Pork producers in the province are watching closely as legislation sets to come into effect across the border in the coming months could lead to costly renovations and a breakdown of trade networks.
A California animal cruelty law that sets out the minimum amount of space farmers must give to cows, pigs and chickens in confinement was upheld by the US Supreme Court in mid-May.
The 2018 law, called Proposition 12, stipulates that pork sold in the state must come from pigs whose mothers were raised with at least 24 square feet of space and the ability to lie down and turn around.
Animal rights groups said Proposition 12 was needed to prevent mother pigs being locked in “gestation crates” or “gestation stalls” that are barely larger than the animals’ bodies. The Humane Society of the United States, an animal rights group that backed Proposition 12, wrote in a blog post in May that under current standards in the meat and egg industries, many animals are confined in cages so small they can barely move.
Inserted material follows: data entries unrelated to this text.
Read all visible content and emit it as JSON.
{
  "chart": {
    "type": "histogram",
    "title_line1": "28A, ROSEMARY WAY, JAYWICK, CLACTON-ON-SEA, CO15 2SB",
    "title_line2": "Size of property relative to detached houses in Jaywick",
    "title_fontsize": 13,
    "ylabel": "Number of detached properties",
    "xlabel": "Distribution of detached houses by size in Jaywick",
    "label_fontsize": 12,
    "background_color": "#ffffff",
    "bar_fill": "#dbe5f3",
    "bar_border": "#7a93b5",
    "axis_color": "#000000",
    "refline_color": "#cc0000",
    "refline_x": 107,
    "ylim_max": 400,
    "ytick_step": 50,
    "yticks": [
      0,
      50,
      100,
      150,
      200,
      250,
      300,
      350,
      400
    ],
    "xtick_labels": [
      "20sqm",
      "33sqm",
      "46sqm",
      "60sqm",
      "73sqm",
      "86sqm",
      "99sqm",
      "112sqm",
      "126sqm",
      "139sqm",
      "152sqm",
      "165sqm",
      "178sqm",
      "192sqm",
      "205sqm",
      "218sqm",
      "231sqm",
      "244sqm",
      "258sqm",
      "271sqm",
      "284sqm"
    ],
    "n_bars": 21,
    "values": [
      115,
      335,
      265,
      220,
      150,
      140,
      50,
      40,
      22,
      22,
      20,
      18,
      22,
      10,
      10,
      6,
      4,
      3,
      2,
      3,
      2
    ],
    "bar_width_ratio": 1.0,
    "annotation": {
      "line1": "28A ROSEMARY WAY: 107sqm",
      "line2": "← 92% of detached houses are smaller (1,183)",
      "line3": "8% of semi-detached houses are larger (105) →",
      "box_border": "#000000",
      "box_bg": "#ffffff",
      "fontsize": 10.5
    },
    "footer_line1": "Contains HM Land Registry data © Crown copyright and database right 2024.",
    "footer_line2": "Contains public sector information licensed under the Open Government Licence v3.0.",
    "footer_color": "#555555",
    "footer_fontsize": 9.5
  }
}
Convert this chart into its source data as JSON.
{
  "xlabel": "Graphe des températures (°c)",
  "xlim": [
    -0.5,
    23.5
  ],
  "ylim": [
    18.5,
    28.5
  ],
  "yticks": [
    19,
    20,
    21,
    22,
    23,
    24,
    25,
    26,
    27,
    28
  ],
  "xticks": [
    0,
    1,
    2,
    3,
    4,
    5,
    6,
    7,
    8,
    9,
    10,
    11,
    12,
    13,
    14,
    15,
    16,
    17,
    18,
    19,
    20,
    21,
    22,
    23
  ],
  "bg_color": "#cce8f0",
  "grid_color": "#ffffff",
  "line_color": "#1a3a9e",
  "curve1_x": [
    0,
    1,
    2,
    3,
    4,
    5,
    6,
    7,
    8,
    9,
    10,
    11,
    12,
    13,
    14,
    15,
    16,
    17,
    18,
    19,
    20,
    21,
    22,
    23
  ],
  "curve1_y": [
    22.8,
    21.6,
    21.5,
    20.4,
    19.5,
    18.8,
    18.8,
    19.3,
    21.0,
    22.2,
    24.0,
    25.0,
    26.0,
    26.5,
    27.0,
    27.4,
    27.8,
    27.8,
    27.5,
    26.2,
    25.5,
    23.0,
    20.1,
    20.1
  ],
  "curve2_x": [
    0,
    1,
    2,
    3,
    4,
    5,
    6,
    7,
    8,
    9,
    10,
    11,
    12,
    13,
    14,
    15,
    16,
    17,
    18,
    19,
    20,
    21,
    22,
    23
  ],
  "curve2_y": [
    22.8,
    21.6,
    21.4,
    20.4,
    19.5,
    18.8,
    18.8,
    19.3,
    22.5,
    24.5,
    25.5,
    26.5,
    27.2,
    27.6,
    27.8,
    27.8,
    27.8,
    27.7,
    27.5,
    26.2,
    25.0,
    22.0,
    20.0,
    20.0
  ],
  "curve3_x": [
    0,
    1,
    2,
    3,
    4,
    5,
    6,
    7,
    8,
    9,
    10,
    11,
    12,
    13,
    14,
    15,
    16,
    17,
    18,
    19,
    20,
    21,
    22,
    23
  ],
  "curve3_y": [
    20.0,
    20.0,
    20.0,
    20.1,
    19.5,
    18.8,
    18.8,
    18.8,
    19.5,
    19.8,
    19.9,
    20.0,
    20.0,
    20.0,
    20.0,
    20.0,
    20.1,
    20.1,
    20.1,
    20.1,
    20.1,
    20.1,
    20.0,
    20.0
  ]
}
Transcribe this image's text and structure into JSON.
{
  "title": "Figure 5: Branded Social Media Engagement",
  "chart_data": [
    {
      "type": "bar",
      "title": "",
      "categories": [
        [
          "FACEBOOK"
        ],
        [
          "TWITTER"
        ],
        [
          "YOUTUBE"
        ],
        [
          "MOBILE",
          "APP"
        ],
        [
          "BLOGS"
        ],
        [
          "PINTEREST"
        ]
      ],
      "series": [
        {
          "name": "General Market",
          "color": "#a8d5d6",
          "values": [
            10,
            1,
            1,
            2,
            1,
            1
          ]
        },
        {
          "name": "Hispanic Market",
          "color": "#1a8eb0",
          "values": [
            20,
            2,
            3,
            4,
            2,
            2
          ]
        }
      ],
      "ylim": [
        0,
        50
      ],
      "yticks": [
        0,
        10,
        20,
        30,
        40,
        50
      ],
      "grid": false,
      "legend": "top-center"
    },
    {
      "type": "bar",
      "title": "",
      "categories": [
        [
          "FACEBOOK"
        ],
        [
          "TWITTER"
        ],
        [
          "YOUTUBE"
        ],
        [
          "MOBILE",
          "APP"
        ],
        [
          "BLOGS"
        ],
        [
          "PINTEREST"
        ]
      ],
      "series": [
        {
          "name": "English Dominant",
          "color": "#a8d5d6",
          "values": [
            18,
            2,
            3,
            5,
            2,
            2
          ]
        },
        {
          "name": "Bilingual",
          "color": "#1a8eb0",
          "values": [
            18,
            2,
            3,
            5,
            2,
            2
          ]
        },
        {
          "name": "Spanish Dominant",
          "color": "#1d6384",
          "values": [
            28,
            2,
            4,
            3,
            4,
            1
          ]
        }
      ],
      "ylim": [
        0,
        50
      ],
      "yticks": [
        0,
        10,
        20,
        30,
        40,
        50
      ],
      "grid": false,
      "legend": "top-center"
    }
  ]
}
These rules were originally supposed to be implemented in July, but that was delayed until Jan. 1 earlier this week.
A Manitoba pork producer says that could raise concerns here.
“The sector right now isn’t doing well as it stands,” said Rick Bergmann, a pork producer in the Steinbach area. “So it will be very difficult, I believe, for both countries, the US and Canada, to align with some of these standards that have been brought forward.”
Bergmann said while the delay in implementation of the legislation was helpful, he’s concerned about how farms will adapt to what he called a “moving target.” It’s not the same for everyone, but it “can easily cost over a million dollars” for a farm built in the early 2000s to adapt to the law, he said.
Some of his neighbors will have to make renovations or go out of production, he said.
“Canada is a small piece of the pie, but when the dominoes fall there, the dominoes will fall over here,” he said.
“That’s something we just have to understand and see where it goes, because it’s, again, a very costly renovation to comply with this.”
Impact on trade
Others in the province are worried that if other states in the US introduce their own legislation, it will break down the integrated market that allows free trade between the two countries.
Cam Dahl, the general manager of Manitoba Pork, explained that Canada and the US have built a trade agreement based on the acceptance of each other’s food, safety, environmental and animal welfare standards. Legislation like Proposition 12 is beginning to erode a market that’s good for both consumers and producers, he said.
“We negotiated a trade agreement with the United States of America and we didn’t negotiate an agreement with 50 individual states,” he said. “We need to see that a unified, integrated market is preserved.”
Manitoba sends about three million pigs to the US each year, Dahl said.
“I’m concerned that it’s a larger trend forward towards protectionism,” he said. “As a country, we depend on trade. Agriculture depends on trade.”
Kevin Grier, a livestock analyst based in Guelph, Ont., said producers who are in tough financial positions or who are considering how long they want to remain in the industry might feel expensive renovations aren’t worth it.
“That would, like I say, tip the scales for many producers,” he said.
Dahl said the long-term outlook in Manitoba remains strong, however, and the pork sector continues to be important to the province.
Bergmann hopes a consistent approach can be found before the end of the year.
“At the end of the day, though, a game delay is good,” he said. “But if there’s no balanced approach to all of this, it’ll be really negative for producers.”